Progressive Mountain Insurance Company and Mitchell International, Inc. face a proposed class action over their alleged practice of applying “arbitrary and unexplained” projected sold adjustments to the values of vehicles declared to be a total loss.
According to the case, Progressive and Mitchell’s “projected sold adjustments” are unsupported by verifiable data and have the effect of undervaluing insureds’ total loss claims to Progressive’s benefit. The lawsuit claims the practice violates Georgia law, which requires insurers to pay a cash equivalent settlement for totaled vehicles based on the “actual cost” to purchase a comparable vehicle, not a “guess” as to how much a vehicle may be sold for “at some point in the future.”
Per the filing, the defendants’ conduct is not merely a “random or isolated” event but part of a “systematic and uniform protocol followed when total loss claims are settled and paid in the State of Georgia.”
The lawsuit states that when a vehicle covered by a Progressive insurance policy is damaged, Progressive may declare the car a “total loss” and pay the insured a cash settlement based on the cost of purchasing a comparable vehicle. To determine this amount, Progressive contracts with Mitchell to provide vehicle valuation reports that are purportedly based on the cost of comparable vehicles offered for sale in the relevant market, the case relays.
The lawsuit alleges, however, that Mitchell applies a deduction labeled as a “Projected Sold Adjustment” to the list price of comparable vehicles used to determine the value of a totaled car. Per the case, the only explanation offered for the deduction is “buried on the last page of the report” and notes that the adjustment is meant to “reflect consumer purchasing behavior (negotiating a different price than the listed price).”

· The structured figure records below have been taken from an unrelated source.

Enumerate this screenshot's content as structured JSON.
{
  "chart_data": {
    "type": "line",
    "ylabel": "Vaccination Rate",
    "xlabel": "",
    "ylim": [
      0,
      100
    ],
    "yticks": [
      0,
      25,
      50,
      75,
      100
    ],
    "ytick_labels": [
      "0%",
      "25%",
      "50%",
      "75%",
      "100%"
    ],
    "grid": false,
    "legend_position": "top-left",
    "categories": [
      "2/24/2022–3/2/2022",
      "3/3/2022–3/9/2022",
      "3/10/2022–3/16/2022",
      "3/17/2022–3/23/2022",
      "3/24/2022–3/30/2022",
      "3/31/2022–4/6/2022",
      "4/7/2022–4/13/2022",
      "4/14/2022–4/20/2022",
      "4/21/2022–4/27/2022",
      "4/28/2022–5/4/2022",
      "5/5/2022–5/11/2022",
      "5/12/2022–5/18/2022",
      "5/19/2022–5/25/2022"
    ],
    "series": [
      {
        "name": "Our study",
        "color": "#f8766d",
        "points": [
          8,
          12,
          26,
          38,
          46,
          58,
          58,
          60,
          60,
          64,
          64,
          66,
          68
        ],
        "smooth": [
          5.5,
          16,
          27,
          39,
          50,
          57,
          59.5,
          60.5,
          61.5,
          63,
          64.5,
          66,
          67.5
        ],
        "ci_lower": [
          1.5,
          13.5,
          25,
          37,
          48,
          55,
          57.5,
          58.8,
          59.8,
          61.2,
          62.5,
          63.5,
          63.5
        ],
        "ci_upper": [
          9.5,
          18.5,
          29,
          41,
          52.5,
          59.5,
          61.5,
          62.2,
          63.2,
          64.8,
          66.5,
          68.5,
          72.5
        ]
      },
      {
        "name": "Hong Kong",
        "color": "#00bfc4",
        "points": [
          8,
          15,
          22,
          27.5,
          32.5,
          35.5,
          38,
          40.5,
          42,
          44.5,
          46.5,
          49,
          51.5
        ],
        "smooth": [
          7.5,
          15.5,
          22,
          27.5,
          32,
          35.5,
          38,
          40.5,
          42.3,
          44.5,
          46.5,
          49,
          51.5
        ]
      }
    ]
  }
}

The case claims the defendants’ projected sold adjustments are “illusory, unsupported, wholly arbitrary, and utilized by Progressive and Mitchell simply to save Progressive dollars in the settlement of first-party total loss claims.” According to the filing, the deductions are unsupported by data as neither Progressive nor Mitchell has any information about the condition of vehicles listed for sale online, the dealers’ willingness to negotiate online prices or the insured’s negotiation abilities. Moreover, the vehicles utilized in Mitchell’s reports are often found on internet-based listings, the suit adds. Because the used car market “relies heavily” on the internet and the availability of immediate comparison shopping, vehicles listed for sale online are typically priced to market, meaning it would be “uncommon or atypical” for a deduction as high as the defendants’ projected sold adjustments to be taken from the online list prices, the lawsuit argues.
All told, the suit says Progressive and Mitchell are “simply guessing, with no supporting or verifiable data,” what price a comparable vehicle may sell for in the future. Per the case, Georgia law does not allow for insurers to “guess, speculate, or ‘project’” a comparable car’s selling price “at some point in the future,” and insurers must base their total loss settlements on the “actual cost” to purchase a comparable vehicle, the suit says.
The lawsuit alleges the defendants’ projected sold adjustments artificially reduce the value of insureds’ vehicles to the benefit of Progressive and at the expense of consumers. According to the suit, “nothing in the Plaintiff’s policy or Georgia law allows such a deduction.”